Con l’elezione del 2017, Macron ha rotto l’alternanza tranquilla destra/sinistra che permetteva di sfogare le passioni politiche in parlamento all’interno di un quadro ideologico ben definito. I partiti tradizionali si sono trovati annientati dalla sua nomina.
La lotta si sposta nelle strade, perché nessuno rappresenta più lo scontento dei cittadini.
E poi Macron provoca la rabbia degli sfigati descritta da Invernizzi: gli riesce tutto, è giovane, brillantissimo, elegante nel modo di parlare, a suo agio in inglese e in qualsiasi contesto internazionale, risolutamente liberale in una Francia che sogna ancora una social-democrazia che non può più permettersi. Perché l’invidia è il movente più forte della rabbia.
Il francese ha ideali social-democratici ma invidia le élite culturali, economiche e cittadine: ha gli stessi gusti materiali e simbolici degli alti funzionari che hanno fatto le buone università e abitano nel centro di Parigi.
Chi non è parte delle élite in questo paese si sente frustrato perché vive la sua non-appartenenza come un fallimento: non ce l’ha fatta a entrare nelle grandes-écoles, le università di eccellenza a cui si accede solo per concorso e per entrare bisogna essere i primi della classe, si sente respinto da Parigi, il cuore della Francia, centro economico, politico, culturale che spazza via tutta la provincia (l’Italia in questo è molto più equilibrata e distribuita), diventata troppo cara, si sente abbandonato dal potere centrale che ha preoccupazioni europee e internazionali e distoglie gli occhi dalla provincia.

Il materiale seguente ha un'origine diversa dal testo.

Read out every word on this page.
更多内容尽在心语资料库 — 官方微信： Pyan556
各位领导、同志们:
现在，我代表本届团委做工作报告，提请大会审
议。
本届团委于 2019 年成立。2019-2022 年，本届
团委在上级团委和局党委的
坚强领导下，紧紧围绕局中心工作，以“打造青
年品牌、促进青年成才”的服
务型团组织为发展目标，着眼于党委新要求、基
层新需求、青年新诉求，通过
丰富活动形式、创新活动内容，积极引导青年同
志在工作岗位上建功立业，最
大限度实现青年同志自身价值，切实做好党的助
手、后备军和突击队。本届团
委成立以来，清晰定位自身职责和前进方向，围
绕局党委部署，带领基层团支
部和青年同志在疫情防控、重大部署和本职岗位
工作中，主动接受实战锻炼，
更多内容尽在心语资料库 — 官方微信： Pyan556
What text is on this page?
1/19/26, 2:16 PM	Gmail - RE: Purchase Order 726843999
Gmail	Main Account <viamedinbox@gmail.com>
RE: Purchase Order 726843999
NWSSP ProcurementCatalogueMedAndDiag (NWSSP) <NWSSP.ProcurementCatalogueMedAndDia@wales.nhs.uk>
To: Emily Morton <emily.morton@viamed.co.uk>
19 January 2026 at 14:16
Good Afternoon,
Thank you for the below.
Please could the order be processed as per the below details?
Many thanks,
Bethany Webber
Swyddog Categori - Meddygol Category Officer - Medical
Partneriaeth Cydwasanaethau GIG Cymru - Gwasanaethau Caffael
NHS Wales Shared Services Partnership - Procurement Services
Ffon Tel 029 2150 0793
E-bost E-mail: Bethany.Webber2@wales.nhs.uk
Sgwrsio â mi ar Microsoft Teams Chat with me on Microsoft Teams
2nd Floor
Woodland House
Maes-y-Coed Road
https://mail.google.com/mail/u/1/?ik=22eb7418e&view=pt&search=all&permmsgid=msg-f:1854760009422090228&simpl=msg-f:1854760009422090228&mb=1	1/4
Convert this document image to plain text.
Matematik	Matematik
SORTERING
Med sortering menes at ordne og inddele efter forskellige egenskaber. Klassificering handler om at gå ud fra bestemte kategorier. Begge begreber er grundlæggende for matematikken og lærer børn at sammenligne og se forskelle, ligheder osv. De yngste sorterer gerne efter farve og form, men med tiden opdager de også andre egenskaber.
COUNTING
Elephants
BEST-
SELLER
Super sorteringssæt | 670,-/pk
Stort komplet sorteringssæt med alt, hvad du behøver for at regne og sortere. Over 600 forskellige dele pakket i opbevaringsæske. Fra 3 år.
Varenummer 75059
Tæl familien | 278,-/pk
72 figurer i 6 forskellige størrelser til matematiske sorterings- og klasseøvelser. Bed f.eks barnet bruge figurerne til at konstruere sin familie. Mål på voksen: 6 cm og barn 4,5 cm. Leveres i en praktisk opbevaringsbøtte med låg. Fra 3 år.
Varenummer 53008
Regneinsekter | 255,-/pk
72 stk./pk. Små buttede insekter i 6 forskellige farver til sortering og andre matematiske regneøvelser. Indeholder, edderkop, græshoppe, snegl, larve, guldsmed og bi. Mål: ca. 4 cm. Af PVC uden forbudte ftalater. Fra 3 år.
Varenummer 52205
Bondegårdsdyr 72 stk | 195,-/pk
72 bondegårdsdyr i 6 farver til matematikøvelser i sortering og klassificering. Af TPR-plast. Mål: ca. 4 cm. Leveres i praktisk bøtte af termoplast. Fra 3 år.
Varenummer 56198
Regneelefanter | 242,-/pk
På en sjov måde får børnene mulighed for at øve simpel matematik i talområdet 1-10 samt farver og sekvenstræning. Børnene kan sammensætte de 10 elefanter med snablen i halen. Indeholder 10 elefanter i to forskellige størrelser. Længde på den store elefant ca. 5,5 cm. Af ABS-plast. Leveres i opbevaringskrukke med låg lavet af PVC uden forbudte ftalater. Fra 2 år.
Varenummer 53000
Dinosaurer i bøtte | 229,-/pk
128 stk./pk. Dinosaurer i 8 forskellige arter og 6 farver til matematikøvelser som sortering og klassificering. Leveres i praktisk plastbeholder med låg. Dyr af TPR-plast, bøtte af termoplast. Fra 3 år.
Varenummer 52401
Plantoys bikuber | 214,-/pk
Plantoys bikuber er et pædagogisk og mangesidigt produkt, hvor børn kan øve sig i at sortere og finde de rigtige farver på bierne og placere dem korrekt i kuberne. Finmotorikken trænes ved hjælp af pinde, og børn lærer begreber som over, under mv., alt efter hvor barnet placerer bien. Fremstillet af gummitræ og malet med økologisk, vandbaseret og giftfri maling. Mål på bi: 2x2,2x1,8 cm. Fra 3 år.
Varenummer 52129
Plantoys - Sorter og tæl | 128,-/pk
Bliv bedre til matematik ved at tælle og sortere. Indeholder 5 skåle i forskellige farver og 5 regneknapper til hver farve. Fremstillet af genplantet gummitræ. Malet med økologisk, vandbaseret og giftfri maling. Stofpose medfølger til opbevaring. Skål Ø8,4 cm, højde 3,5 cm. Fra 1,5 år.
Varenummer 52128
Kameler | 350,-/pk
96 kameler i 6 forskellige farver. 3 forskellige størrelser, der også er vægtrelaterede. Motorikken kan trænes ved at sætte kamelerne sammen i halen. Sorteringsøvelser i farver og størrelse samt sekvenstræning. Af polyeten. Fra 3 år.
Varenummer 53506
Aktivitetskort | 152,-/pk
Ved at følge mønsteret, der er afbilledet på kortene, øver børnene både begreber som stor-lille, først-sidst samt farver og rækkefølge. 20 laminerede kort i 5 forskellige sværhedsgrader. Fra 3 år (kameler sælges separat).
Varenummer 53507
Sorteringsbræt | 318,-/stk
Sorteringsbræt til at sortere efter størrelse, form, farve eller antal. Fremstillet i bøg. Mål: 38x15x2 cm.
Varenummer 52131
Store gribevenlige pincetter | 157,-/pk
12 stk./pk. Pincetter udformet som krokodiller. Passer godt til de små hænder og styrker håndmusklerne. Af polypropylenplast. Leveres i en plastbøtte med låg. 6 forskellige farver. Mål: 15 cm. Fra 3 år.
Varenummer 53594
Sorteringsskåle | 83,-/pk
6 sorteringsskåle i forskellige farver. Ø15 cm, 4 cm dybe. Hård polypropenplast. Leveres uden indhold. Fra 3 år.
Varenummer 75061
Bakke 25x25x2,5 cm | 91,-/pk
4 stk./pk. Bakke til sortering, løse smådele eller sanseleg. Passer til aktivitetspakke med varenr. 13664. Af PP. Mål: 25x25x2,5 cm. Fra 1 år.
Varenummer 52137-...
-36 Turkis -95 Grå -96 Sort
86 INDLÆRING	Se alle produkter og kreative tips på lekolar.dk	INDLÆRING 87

I Gilets Jaunes durarono a lungo, furono in parte repressi dopo un sabato particolarmente violento nel marzo del 2019, ottennero l’eliminazione della tassa sul carburante e si estinsero completamente con l’arrivo del COVID.
Il nuovo movimento Bloquons-tout è fatto a immagine e somiglianza. E’ partito dal nulla, da qualche appello online, si è rapidamente esteso in tutta la Francia, chiede le dimissioni di Macron e in generale, che tutti vivano felici e contenti, cosa difficile da realizzare mettendo a fuoco e fiamme l’intero Paese.
Gli slogan sono di tutti i tipi: da quello predominante “Macron démission”, a Gaza libera, alla tassazione dei più ricchi. Mischiano dunque collera acefala, ideologie virali e richieste serie, come quella della tassazione delle grandi fortune, che è una proposta del partito socialista sostenuta da ottimi economisti (tra i quali il giovane e brillante Gabriel Zucman) e che sicuramente sarà argomento di discussione per il nuovo governo Lecornu.
Ma mettere tutto insieme non è particolarmente utile e se il disordine delle rivendicazioni è accompagnato dal caos e dalla violenza finiranno per ottenere poco, com’è stato per i Gilets Jaunes.
Alcuni video mostrano Jean-Luc Mélenchon e tanti membri della France Insoumise in piazza a manifestare. Benché il movimento, come quello dei Gilets Jaunes, sia stato rivendicato online da molti militanti dell’estrema destra, Marine Le Pen ha avuto il giudizio di non associarsi a questa nuova ondata.